The surrender of giving oneself over to God then begins the healing process. Again, the concept of "entrega" arises as one works between surrender and sacrifice. This "signifies throwing oneself into something in an active way — an active passivity, an agentic surrender" (pg. 193). Entrega also involves empathic identification in two directions, with Jesus and with humankind. The stories about faith coupled with Christianity (dying for the love of Christ) provide some of the most compelling moments of the book. Along with this, there is a fine treatment of "dryness," which might better be termed "doubt" or "disconnect." This is where there is a lack of feeling in prayer, and the Lord is clearly not present. This test of faith is turned back on the postulant, as God is weak in those not reinforcing his spirit.
Near the close of the book, we learn of the postulants' mission work and the enhanced sense of "conversion" it can bring, of finally "getting it" (pg. 208). Next comes integration, including a discussion of the value of time itself. Ultimately time, on its highest plain, belongs to God.

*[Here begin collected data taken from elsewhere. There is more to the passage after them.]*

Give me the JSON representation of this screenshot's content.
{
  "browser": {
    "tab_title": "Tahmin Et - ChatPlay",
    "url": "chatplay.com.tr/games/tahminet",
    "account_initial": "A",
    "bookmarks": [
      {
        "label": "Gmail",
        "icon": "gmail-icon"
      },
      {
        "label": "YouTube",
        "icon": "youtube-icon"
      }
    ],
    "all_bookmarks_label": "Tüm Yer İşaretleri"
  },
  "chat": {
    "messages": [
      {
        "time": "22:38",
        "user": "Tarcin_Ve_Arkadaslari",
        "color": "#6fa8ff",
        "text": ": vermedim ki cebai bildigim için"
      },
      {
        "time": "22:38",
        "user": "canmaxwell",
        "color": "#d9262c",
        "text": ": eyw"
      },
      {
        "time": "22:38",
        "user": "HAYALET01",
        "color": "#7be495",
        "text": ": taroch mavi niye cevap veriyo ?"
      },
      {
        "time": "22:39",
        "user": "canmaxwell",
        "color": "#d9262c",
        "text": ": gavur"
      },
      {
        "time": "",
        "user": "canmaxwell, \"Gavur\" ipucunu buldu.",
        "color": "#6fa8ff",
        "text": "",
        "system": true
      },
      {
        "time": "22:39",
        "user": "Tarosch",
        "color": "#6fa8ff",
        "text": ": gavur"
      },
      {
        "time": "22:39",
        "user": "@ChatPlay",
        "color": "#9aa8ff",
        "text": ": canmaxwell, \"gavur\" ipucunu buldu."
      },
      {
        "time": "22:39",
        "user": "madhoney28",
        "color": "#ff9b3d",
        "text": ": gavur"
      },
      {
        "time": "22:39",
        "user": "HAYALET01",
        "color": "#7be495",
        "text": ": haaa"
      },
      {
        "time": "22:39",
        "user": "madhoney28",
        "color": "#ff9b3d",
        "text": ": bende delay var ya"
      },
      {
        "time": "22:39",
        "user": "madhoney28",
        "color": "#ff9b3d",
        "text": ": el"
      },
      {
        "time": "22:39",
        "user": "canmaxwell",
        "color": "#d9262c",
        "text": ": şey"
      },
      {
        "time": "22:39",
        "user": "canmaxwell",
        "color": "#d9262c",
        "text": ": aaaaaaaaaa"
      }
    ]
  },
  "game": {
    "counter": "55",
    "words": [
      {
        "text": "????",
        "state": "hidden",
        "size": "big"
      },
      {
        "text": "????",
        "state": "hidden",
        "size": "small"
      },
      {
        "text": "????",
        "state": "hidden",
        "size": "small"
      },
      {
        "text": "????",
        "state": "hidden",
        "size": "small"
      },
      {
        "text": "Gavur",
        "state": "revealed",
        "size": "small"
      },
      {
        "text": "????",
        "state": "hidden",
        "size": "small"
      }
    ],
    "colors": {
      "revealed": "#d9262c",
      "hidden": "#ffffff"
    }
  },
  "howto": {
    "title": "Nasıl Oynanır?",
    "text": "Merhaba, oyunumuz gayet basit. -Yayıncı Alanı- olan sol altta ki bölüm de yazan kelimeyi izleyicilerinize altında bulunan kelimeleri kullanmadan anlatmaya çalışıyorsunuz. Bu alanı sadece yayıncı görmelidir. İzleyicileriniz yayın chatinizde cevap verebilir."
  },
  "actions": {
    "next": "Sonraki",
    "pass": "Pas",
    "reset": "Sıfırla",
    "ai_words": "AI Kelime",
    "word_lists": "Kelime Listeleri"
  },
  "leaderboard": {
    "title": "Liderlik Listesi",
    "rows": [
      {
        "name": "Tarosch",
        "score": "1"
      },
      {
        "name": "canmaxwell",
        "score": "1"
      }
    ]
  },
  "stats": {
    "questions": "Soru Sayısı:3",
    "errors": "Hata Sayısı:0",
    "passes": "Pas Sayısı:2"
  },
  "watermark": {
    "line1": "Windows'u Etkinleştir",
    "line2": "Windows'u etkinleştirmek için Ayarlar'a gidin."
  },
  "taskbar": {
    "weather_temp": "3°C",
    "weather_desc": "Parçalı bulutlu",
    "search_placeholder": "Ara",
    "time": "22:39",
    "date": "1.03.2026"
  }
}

Theories of transformation move us back to the psychoanalytic roots of change. The tone reflected here is first experienced early on in the book with a heavy discussion of theory which does not segue so smoothly into and back from the everyday observations of the postulants themselves. Perhaps this could be billed as a book on theory AND a book on practice, all rolled into one. There are many ways to analyze the transformation of religious sisters through time. This treatment examines the more psychological approaches, leaving the social structure surrounding the interior environment mostly as an afterthought (finally mentioned in the very last portion). A deeper study would include a stronger sociological focus throughout, though an astute reader can draw these links naturally from the richly textured observations of daily life in the convent, and preparations for permanency expected of each woman who enters with at least the intent to give her life over, to stay long-term.
The theory of the body is actually only fully described in the end, momentarily, though promised from the outset. The book itself takes on a mammoth task, and meets at least some of its original goals in moving through initial convent life, step by step, brick by brick. That the focus is on Mexico is interestingly often immaterial, gauging the international reach of religious life.